THE WAYUU ARE DYING OF THIRST

By Alejandro Reyes Posada, El Espectador, February 6, 2020

https://www.onic.org.co/comunicados-regionales/3612-el-exterminio-por-sed-de-los-wayuus

(Translated by Eunice Gibson, CSN Volunteer Translator)

All the talk about defending the environment in Colombia comes crashing down with the realities in La Guajira, where a thousand-year-old people like the Wayuu, experts in surviving with hardly any water, are up against the multinational company Cerrejón Coal, which diverted the stream known as Bruno, a tributary of the Ranchería River in the Media Guajira, whose source is in the Montes de Oca. The company is eliminating the scarce dry forests that survive between the Municipalities of Albania and Maicao, with the fishing and the water for the people’s herds of sheep and goats, which supply their food. The stream emerges from an important aquifer that Cerrejón Coal is drying up in order to reach a layer of coal that they want to extract before their concession expires.

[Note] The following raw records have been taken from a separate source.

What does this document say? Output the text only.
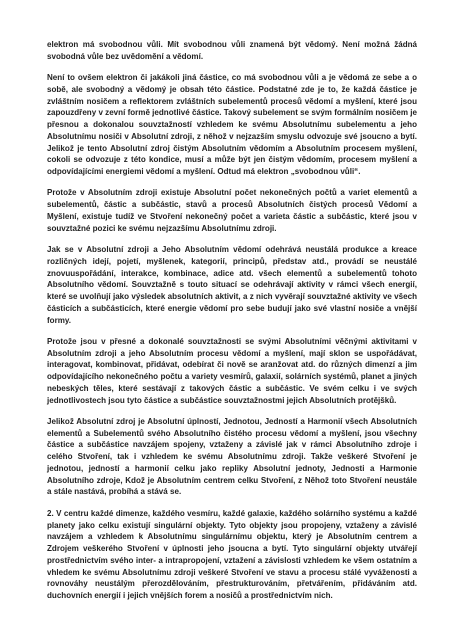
elektron má svobodnou vůli. Mít svobodnou vůli znamená být vědomý. Není možná žádná svobodná vůle bez uvědomění a vědomí.

Není to ovšem elektron či jakákoli jiná částice, co má svobodnou vůli a je vědomá ze sebe a o sobě, ale svobodný a vědomý je obsah této částice. Podstatné zde je to, že každá částice je zvláštním nosičem a reflektorem zvláštních subelementů procesů vědomí a myšlení, které jsou zapouzdřeny v zevní formě jednotlivé částice. Takový subelement se svým formálním nosičem je přesnou a dokonalou souvztažností vzhledem ke svému Absolutnímu subelementu a jeho Absolutnímu nosiči v Absolutní zdroji, z něhož v nejzazším smyslu odvozuje své jsoucno a bytí. Jelikož je tento Absolutní zdroj čistým Absolutním vědomím a Absolutním procesem myšlení, cokoli se odvozuje z této kondice, musí a může být jen čistým vědomím, procesem myšlení a odpovídajícími energiemi vědomí a myšlení. Odtud má elektron „svobodnou vůli“.

Protože v Absolutním zdroji existuje Absolutní počet nekonečných počtů a variet elementů a subelementů, částic a subčástic, stavů a procesů Absolutních čistých procesů Vědomí a Myšlení, existuje tudíž ve Stvoření nekonečný počet a varieta částic a subčástic, které jsou v souvztažné pozici ke svému nejzazšímu Absolutnímu zdroji.

Jak se v Absolutní zdroji a Jeho Absolutním vědomí odehrává neustálá produkce a kreace rozličných idejí, pojetí, myšlenek, kategorií, principů, představ atd., provádí se neustálé znovuuspořádání, interakce, kombinace, adice atd. všech elementů a subelementů tohoto Absolutního vědomí. Souvztažně s touto situací se odehrávají aktivity v rámci všech energií, které se uvolňují jako výsledek absolutních aktivit, a z nich vyvěrají souvztažné aktivity ve všech částicích a subčásticích, které energie vědomí pro sebe budují jako své vlastní nosiče a vnější formy.

Protože jsou v přesné a dokonalé souvztažnosti se svými Absolutními věčnými aktivitami v Absolutním zdroji a jeho Absolutním procesu vědomí a myšlení, mají sklon se uspořádávat, interagovat, kombinovat, přidávat, odebírat či nově se aranžovat atd. do různých dimenzí a jim odpovídajícího nekonečného počtu a variety vesmírů, galaxií, solárních systémů, planet a jiných nebeských těles, které sestávají z takových částic a subčástic. Ve svém celku i ve svých jednotlivostech jsou tyto částice a subčástice souvztažnostmi jejich Absolutních protějšků.

Jelikož Absolutní zdroj je Absolutní úplností, Jednotou, Jedností a Harmonií všech Absolutních elementů a Subelementů svého Absolutního čistého procesu vědomí a myšlení, jsou všechny částice a subčástice navzájem spojeny, vztaženy a závislé jak v rámci Absolutního zdroje i celého Stvoření, tak i vzhledem ke svému Absolutnímu zdroji. Takže veškeré Stvoření je jednotou, jedností a harmonií celku jako repliky Absolutní jednoty, Jednosti a Harmonie Absolutního zdroje, Kdož je Absolutním centrem celku Stvoření, z Něhož toto Stvoření neustále a stále nastává, probíhá a stává se.

2. V centru každé dimenze, každého vesmíru, každé galaxie, každého solárního systému a každé planety jako celku existují singulární objekty. Tyto objekty jsou propojeny, vztaženy a závislé navzájem a vzhledem k Absolutnímu singulárnímu objektu, který je Absolutním centrem a Zdrojem veškerého Stvoření v úplnosti jeho jsoucna a bytí. Tyto singulární objekty utvářejí prostřednictvím svého inter- a intrapropojení, vztažení a závislosti vzhledem ke všem ostatním a vhledem ke svému Absolutnímu zdroji veškeré Stvoření ve stavu a procesu stálé vyváženosti a rovnováhy neustálým přerozdělováním, přestrukturováním, přetvářením, přidáváním atd. duchovních energií i jejich vnějších forem a nosičů a prostřednictvím nich.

In 2016 the Autonomous Regional Corporation of Guajira (Corporguajira) , without consulting the affected communities, issued Cerrejón Coal a permit to divert the stream and create another, artificial, stream which does not carry any water. It took the Constitutional Court to order the suspension of the work on the diversion, by means of Decision 698 of 2017, a decision with which, it appears, the company has not complied. Paying no attention to the Court’s ruling, the company built a plug to dry out the stream and no more water runs through it. This caused the loss of trees and biodiversity and a food supply crisis for 34 Wayuu communities as well as for some Afro-Colombian people, all of whom depend on the stream to live. This water supply crisis is added to the atypically prolonged summer in La Guajira, because the scarce rain has stopped falling for four years, aggravating the food crisis and the infant malnutrition that the Wayuu people have had to endure.

If the conflict between a defenseless thousand-year-old people and a powerful multinational corporation results in the extermination by hunger and thirst of these defenseless people in pursuit of the desperate capture of earnings by the company, then the indigenous people have no government to protect them and the multinational has nobody to control it. The blockage of the stream also says a lot about the weakness and corruption of the environmental authority of Corporguajira, but worse still, it says that the decisions of the Constitution Court in defense of the fundamental rights of the Wayuu people are not worth much in contrast to the sacred right of a multinational coal company to keep on worsening the contamination of the planet’s atmosphere up to the point when the world manages to make the transition to a greenhouse-gas-free economy.

Colombia is the world champion of social-environmental conflicts. But the conflict over the diversion of an important desert stream where water means survival, just in order to excavate the coal that sleeps below the stream in exchange for a fistful of dollars to be returned to foreign stockholders, at the expense of a people living on the edge of hunger and thirst who yet claim their dignity, is the conflict that brings together the two extremes of the climate catastrophe: the irremediable loss of water for survival in order to keep on sending carbon gases into the atmosphere. This will end up making irreversible the extinction of humanity.

Instead of such contempt, Colombia ought to value the ancestral wisdom that has allowed the Wayuu to survive in a future world of water scarcity that will some day affect great regions of the planet. If Colombia does not force the company to unblock the stream, which it plugged illegally and abusively, and restore the ecosystem that it damaged, it will be too late to learn from the survival of the masters of the desert, because they will have disappeared.